A comparison was made between the activation of a latent mitochondrial enzyme glutamic dehydrogenase, and that of a lysosomal enzyme, acid phosphatase, by freezing and thawing, hypotonicity, the neutral detergent Triton X-100 and blender treatment. Malic and D-[beta]-hydroxybutyric dehydrogenases also occurred in mitochondria in a latent form. The activation of these enzymes was compared with that of glutamic dehydrogenase. In graded activation experiments the activation curves for the 3 dehydrogenases followed each other closely, but they were distinct from the curves for acid phosphatase. A marked irreversible osmotic activation occurred at sucrose concentrations below 0.025[image]. At higher sucrose concentrations only a small degree of reversible activation of glutamic dehydrogenase could be observed.

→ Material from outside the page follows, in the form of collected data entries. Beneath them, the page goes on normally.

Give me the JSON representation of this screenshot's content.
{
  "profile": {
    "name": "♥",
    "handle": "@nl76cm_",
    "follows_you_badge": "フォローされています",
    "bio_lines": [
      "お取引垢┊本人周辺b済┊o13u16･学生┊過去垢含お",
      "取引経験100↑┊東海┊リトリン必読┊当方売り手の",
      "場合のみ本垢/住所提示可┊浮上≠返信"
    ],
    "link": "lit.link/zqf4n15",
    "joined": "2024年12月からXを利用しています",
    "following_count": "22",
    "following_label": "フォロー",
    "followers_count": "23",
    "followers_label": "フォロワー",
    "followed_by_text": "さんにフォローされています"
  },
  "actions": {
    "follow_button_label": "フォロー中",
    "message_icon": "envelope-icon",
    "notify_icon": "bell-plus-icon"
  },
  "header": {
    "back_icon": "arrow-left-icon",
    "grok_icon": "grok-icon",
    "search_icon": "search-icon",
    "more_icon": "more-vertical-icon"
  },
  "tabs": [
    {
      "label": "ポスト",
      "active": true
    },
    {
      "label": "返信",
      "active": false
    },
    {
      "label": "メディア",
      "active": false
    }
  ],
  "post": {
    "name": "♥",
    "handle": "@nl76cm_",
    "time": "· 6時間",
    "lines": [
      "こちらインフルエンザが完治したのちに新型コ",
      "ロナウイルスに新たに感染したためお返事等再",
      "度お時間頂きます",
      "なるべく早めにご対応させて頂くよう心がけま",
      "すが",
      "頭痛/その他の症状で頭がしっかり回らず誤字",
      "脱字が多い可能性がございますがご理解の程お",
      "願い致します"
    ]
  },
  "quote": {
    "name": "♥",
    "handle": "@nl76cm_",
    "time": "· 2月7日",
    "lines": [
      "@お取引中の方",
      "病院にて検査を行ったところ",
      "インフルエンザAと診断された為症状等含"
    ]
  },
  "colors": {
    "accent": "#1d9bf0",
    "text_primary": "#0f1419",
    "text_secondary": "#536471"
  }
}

Activation led to a liberation of glutamic and malic dehydrogenases into solution, whereas [beta]-hydroxybutyric dehydrogenase remained bound to the particle residue. Activation is interpreted as being due to an increased permeability of the mitochondrial membrane. It is suggested that 2 types of activation may be distinguished, depending on whether the increase is sufficiently large to allow enzyme molecules to leak out, or only to allow substrate molecules to penetrate. The former kind is irreversible whereas the latter can possibly be reversed.